The country has stopped listening to the anti-tax hollow men whose ideology puts regressive tax cuts before responsible public investment. That shift is due to events both sensational and mundane.
We have all seen horrifying television images of underfunded infrastructure — from bridges collapsing to steam pipes exploding to cities blacking out. Similarly, we have all experienced firsthand the negative consequences of resource-starved government services — from potholes that go unfilled to long lines at the Division of Motor Vehicles.
And as public opinion has changed, so have politicians.
Take Minnesota, a closely divided political bellwether. Earlier this year, the Democratic legislature sent Gov. Tim Pawlenty (R) a bill to boost the state’s gasoline taxes from among the lowest in the nation in order to upgrade bridges and roads. After Pawlenty vetoed that bill and Minneapolis’ I-35 bridge subsequently fell into the Mississippi River, the governor reversed himself on the tax issue.
Pawlenty, of course, is not the only Republican hollow man frantically backtracking. Idaho’s Butch Otter (R) — one of the decade’s most anti-tax members of Congress — is now as governor floating a similar tax hike to upgrade his state’s transportation system.
Here in Colorado, Denver Mayor John Hickenlooper is championing a ballot measure that would slightly raise property tax rates to pay for improvements to public infrastructure. He is joined by Gov. Bill Ritter (D), who nixed upcoming property tax cuts and froze current rates in order to let schools keep more resources. Both men realize that financially neglecting public priorities has become more politically and substantively dangerous as opposing the anti-tax hollow men, even in the traditionally tax-averse Rocky Mountain region.
Now, in Congress, a group of House Democrats led by Rep. David Obey, D-Wis., is proposing to attach a “war tax” to President Bush’s $190 billion Iraq spending bill. Their goal is two-fold: 1) Force the nation to confront the astronomical cost of this war 2) Stop war expenses from serving as the Bush administration’s excuse to slash every other federal priority.

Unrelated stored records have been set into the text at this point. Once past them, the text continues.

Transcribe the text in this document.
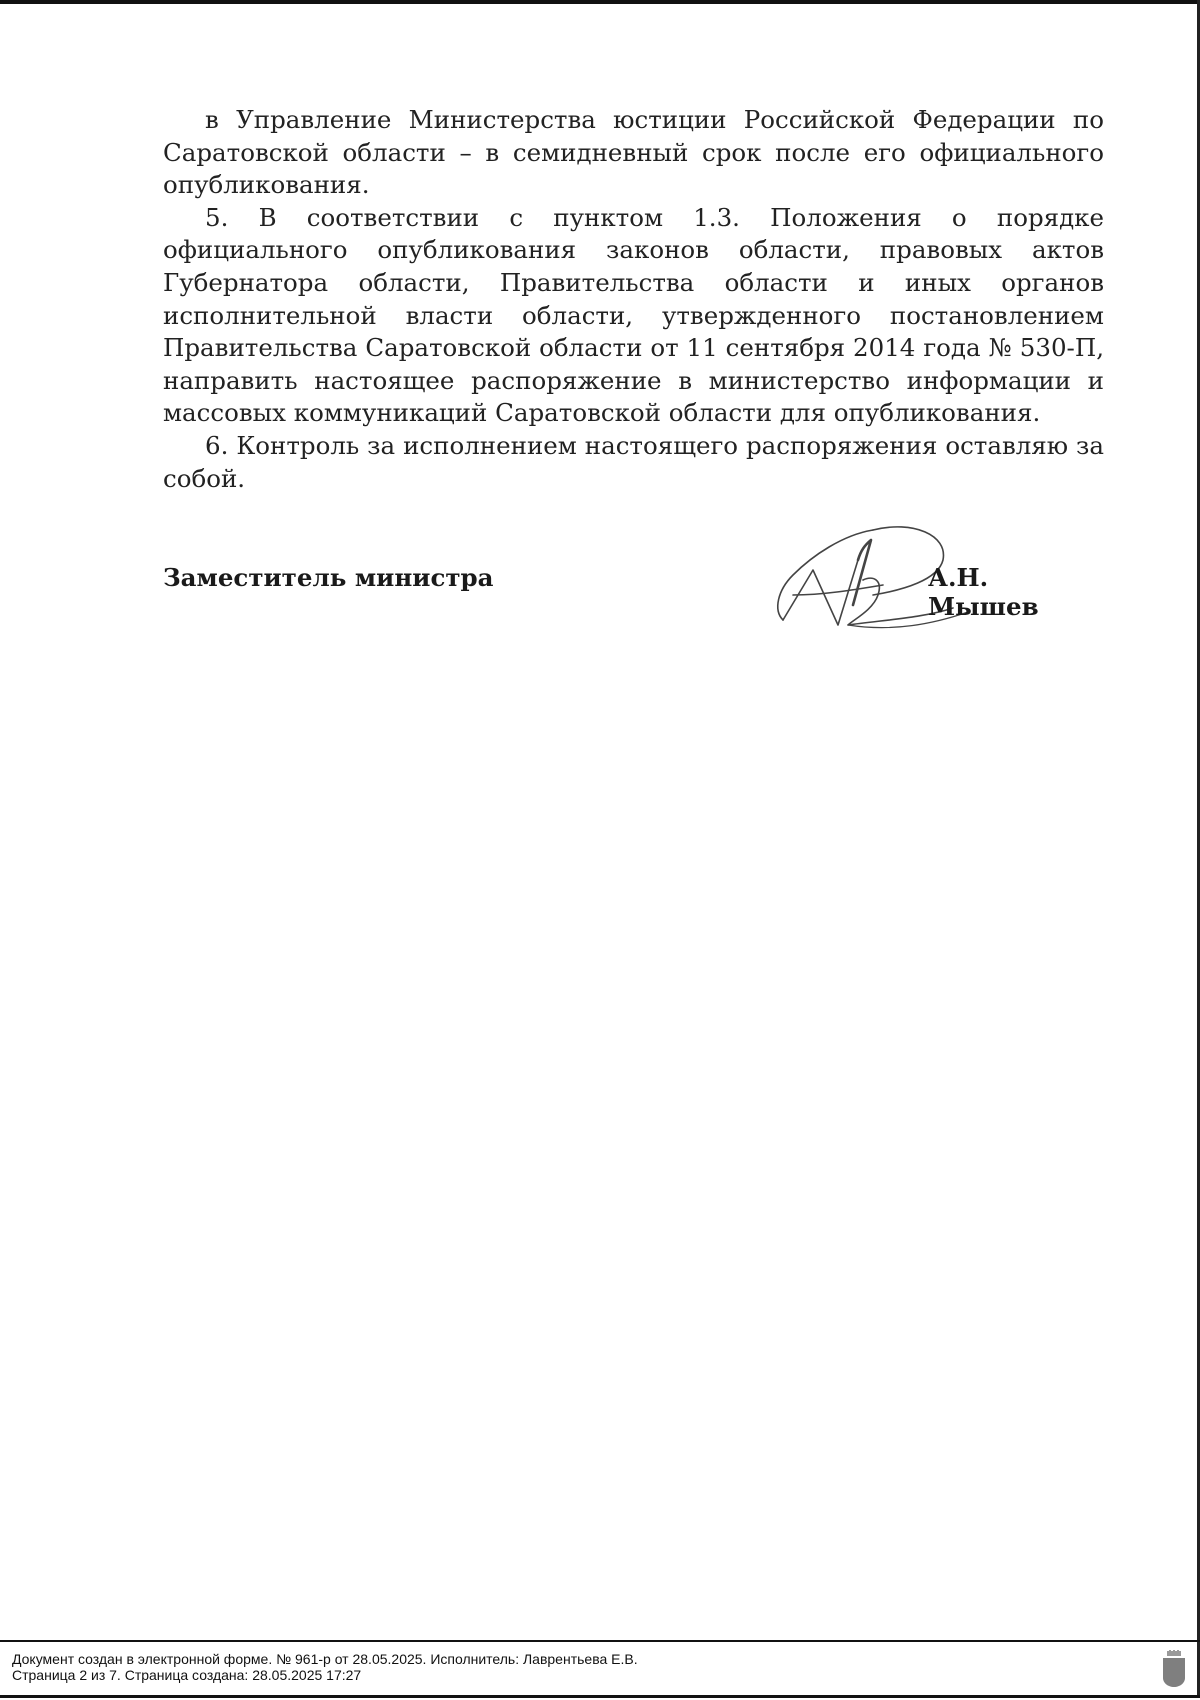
в Управление Министерства юстиции Российской Федерации по Саратовской области – в семидневный срок после его официального опубликования.

5. В соответствии с пунктом 1.3. Положения о порядке официального опубликования законов области, правовых актов Губернатора области, Правительства области и иных органов исполнительной власти области, утвержденного постановлением Правительства Саратовской области от 11 сентября 2014 года № 530-П, направить настоящее распоряжение в министерство информации и массовых коммуникаций Саратовской области для опубликования.

6. Контроль за исполнением настоящего распоряжения оставляю за собой.

Заместитель министра	А.Н. Мышев
Документ создан в электронной форме. № 961-р от 28.05.2025. Исполнитель: Лаврентьева Е.В.
Страница 2 из 7. Страница создана: 28.05.2025 17:27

Not surprisingly, all of these efforts have met with the hollow men’s outdated anti-tax bromides.
In Minnesota, Republican leaders have called the Democrats’ tax proposal a “pocket-picking mechanism.” In Colorado, the right-wing Independence Institute called Ritter’s property tax freeze “fiscal date rape,” while Denver’s lone Republican city councilor attacked Hickenlooper’s bond initiative as “a tax increase” — as if that alone is reason for voters to consider opposing it. Meanwhile, House Republican Leader John Boehner of Ohio belittled congressional Democrats’ war tax proposal as a plan to “raid every taxpayer’s wallet.”
These sound bites may yet prevail in some skirmishes, but Democrats’ offensive at the same time they are winning more elections signals that the public is rejecting the hollow men’s anti-tax mantra of “every man for himself” in favor of progressives’ motto that “we’re all in this together.” The term “tax and spend,” long an effective epithet, has become a positive, can-do brand of “invest and responsibly finance.” Or, put more colloquially, “You get what you pay for.”
And though the anti-tax hollow men will keep pining for their greed-is-good glory days, America will be better off for the change.